The environmental-impact assessment and Environmental Council of Zambia approvals are expected by July 2012, while the power purchase agreement should be finalised by August next year, says LPA CEO Elisha Tsindikidzo.

Actual construction of the $600-million hydropower project is scheduled for the end of 2012, with commissioning and operation expected by the end of 2016.

Consulting firm Knight Piésold power services manager Sam Mottram says three major waterfalls, namely Lumangwe (91 MW), Kabwelume (96 MW) and Kundabwika (151 MW), have been identified on the Kagera river, which has a catchment area of 10 000 km2. Only Kabwelume and Kundabwika have been included in the project.
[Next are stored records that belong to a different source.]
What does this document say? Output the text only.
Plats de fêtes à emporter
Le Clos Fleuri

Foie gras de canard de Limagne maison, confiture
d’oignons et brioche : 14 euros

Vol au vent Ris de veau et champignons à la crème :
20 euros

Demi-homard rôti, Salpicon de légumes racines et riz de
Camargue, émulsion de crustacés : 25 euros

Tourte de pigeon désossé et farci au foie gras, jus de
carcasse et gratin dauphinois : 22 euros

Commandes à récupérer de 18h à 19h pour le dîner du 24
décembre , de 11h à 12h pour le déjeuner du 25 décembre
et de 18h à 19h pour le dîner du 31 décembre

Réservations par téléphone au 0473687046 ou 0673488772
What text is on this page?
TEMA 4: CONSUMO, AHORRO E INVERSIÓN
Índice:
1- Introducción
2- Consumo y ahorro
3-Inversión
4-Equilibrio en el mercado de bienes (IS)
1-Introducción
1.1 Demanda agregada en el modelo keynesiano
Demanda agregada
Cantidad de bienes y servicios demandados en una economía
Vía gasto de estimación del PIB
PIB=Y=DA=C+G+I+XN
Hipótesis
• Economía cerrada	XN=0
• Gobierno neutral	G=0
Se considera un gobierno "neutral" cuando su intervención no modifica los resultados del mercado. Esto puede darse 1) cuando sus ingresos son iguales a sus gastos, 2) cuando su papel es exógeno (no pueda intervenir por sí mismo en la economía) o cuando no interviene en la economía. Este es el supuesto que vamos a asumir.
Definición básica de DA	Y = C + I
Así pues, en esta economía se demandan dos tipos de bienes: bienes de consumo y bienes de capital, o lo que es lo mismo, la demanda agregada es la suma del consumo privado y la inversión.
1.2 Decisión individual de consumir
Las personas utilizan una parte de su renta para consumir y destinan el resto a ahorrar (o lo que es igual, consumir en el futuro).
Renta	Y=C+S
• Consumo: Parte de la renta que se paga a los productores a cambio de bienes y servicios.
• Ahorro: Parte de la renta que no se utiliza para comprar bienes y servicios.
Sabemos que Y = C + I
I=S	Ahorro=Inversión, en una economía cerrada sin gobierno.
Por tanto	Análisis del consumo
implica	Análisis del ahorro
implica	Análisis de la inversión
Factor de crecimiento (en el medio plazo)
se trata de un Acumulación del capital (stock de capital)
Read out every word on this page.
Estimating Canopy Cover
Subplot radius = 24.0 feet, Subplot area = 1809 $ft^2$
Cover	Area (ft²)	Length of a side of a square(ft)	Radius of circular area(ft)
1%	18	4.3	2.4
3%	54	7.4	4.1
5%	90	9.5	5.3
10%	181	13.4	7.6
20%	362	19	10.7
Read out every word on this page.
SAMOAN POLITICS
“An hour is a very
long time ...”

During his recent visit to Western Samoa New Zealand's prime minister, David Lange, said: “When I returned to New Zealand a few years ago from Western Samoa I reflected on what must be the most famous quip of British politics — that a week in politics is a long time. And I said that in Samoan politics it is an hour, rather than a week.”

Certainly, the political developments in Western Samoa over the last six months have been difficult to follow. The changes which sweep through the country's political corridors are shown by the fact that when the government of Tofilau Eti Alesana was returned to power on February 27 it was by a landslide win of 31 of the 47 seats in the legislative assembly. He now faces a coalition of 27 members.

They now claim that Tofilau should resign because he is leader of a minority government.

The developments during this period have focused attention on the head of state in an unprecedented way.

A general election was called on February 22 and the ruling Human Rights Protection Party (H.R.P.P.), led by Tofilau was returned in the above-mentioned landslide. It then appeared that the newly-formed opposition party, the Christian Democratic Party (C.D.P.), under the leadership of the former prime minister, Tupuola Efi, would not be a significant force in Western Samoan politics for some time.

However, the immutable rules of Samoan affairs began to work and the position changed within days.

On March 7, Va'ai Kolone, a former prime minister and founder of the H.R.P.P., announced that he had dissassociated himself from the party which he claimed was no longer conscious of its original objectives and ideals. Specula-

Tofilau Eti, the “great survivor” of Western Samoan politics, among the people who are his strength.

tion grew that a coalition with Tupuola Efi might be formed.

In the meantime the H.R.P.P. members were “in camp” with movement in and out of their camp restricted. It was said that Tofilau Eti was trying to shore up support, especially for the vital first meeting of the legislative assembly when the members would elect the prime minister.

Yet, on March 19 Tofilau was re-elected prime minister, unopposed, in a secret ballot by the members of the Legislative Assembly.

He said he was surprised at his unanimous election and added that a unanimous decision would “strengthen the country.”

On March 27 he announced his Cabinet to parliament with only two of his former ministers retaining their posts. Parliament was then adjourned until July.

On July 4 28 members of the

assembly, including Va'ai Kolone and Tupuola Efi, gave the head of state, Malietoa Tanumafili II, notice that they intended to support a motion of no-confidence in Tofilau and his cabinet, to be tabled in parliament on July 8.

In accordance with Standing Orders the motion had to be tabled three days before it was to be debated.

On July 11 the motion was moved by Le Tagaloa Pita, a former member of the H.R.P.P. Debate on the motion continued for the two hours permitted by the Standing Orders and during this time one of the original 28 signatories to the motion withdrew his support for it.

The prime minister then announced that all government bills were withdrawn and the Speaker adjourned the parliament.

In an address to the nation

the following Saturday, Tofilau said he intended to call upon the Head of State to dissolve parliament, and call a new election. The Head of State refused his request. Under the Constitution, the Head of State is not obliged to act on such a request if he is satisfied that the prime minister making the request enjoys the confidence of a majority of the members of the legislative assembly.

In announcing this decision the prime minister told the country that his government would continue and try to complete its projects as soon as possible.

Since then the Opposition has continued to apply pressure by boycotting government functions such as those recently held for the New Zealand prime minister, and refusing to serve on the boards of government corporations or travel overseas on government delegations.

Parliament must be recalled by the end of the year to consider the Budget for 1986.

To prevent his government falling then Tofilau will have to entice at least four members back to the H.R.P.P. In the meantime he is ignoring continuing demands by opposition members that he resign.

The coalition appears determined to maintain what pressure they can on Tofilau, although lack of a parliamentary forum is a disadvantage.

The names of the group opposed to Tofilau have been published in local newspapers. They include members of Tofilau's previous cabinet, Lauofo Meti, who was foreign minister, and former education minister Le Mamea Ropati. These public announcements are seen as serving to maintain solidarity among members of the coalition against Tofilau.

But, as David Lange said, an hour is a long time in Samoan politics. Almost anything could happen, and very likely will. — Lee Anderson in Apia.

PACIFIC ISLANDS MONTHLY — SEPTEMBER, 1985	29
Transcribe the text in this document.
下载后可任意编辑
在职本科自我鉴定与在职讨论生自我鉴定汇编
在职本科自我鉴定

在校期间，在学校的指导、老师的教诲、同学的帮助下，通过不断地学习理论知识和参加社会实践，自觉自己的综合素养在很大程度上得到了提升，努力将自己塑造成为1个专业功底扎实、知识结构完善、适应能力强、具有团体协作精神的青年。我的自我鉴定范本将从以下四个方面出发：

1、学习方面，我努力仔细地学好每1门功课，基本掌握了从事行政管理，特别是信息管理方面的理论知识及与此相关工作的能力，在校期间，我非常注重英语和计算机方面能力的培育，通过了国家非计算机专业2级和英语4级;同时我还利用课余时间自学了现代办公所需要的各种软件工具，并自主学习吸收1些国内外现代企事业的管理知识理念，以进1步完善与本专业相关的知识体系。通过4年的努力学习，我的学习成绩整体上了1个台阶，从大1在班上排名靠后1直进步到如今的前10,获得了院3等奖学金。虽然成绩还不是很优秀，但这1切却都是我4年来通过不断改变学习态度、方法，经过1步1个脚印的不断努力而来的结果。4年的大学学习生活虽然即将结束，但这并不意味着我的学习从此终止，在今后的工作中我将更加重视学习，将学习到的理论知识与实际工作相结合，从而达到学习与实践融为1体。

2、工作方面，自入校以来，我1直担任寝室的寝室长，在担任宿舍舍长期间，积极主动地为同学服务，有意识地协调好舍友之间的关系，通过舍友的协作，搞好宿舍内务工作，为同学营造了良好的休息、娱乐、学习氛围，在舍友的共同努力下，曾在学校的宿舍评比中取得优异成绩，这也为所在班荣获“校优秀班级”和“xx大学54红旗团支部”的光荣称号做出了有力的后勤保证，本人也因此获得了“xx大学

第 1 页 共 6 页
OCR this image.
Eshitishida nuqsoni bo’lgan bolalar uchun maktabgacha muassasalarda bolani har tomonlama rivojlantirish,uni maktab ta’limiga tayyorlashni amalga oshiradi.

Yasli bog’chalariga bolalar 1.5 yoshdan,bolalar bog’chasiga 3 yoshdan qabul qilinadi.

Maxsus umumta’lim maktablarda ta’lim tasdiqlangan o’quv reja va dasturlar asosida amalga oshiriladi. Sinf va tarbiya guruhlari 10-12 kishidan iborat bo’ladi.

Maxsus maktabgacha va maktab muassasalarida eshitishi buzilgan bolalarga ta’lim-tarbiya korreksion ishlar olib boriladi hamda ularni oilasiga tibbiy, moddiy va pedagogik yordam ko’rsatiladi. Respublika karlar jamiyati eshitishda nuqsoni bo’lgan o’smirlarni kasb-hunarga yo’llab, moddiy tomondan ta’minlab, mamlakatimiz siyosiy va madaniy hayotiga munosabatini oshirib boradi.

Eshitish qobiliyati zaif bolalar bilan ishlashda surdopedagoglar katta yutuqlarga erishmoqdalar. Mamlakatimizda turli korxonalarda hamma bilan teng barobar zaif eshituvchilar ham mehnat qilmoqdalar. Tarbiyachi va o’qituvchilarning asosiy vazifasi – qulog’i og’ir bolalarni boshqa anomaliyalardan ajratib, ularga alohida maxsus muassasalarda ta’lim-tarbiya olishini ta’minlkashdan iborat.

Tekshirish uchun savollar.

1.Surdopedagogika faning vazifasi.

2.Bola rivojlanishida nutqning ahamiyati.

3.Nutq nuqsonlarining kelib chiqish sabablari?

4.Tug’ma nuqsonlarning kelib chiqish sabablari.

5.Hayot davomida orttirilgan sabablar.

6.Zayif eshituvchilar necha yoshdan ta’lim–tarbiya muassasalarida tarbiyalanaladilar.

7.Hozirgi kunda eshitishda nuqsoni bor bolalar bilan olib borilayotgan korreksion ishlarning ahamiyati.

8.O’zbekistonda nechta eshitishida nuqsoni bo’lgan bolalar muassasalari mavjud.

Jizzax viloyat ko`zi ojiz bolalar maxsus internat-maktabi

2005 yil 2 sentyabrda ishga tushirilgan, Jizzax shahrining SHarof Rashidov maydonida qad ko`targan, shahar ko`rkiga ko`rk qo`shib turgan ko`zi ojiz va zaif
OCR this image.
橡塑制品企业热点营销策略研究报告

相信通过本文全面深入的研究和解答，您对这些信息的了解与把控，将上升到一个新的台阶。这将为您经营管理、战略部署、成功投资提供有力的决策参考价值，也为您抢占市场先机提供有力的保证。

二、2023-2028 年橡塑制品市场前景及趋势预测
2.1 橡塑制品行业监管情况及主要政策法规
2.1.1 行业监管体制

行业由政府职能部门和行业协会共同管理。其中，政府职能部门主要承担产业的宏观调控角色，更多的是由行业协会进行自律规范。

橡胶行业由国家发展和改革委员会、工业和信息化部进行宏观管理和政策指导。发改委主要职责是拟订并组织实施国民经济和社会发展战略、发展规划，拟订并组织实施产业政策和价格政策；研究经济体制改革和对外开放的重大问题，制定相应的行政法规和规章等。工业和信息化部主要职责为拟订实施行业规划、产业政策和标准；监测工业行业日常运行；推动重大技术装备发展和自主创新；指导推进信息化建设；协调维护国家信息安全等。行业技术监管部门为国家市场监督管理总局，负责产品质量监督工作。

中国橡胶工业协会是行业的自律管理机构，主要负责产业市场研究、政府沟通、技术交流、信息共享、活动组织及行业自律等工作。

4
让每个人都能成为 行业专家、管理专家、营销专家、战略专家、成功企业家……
Lumangwe is a National Heritage Site, but there are future plans to develop the resource.

To distribute the power generated, 330 kV transmission lines running from Kalungwishi to Kasama and Pensulo are planned, while 66 kV transmission lines are planned to interconnect to Kawambwa.

Negotiations with State-owned power utility Zambia Electricity Supply Corporation (Zesco) on the interconnection are under way, with inspections of the interconnecting substa- tions defining the interconnection requirements.

The hydrology studies and energy model for the project are complete and include projected installed capacities and optimised layouts, resulting in increased capacities and energy generation potential, improved constructability and economic viability.

Improved design concepts have been realised and will improve diversion concepts, reduce construction and geotechnical risks and capital costs, as well as ensure the use of local expertise and materials.

The design basis report is also complete and includes design criteria and specifications; the minimum technical requirements; Zesco technical requirements; a geotechnical and climate overview; a detailed hydrological assessment; dam, intake, canal, penstock and
powerhouse designs and general arrangement drawings; as well as plans for transmission lines, sub- stations, access roads, camps and laydown areas.

Zambia has an installed capacity of 1 850 MW, of which 1 700 MW is hydropower. The country has the potential to produce a further 6 000 MW as a result of hydropower projects.

“Zambia is a net exporter of power and hopes to increase its exports. “
New transmission interties are expected with Tanzania and Southern Africa Power Pool countries,” says Tsindikidzo.

Meanwhile, the government of Zambia is promoting competition in the power sector through its Office for Promoting Private Power Investment, ensuring that Zesco no longer monopolises the market.

Current private-sector players also include Copperbelt Energy Corporation and the Lunsemfwa Hydro Power company.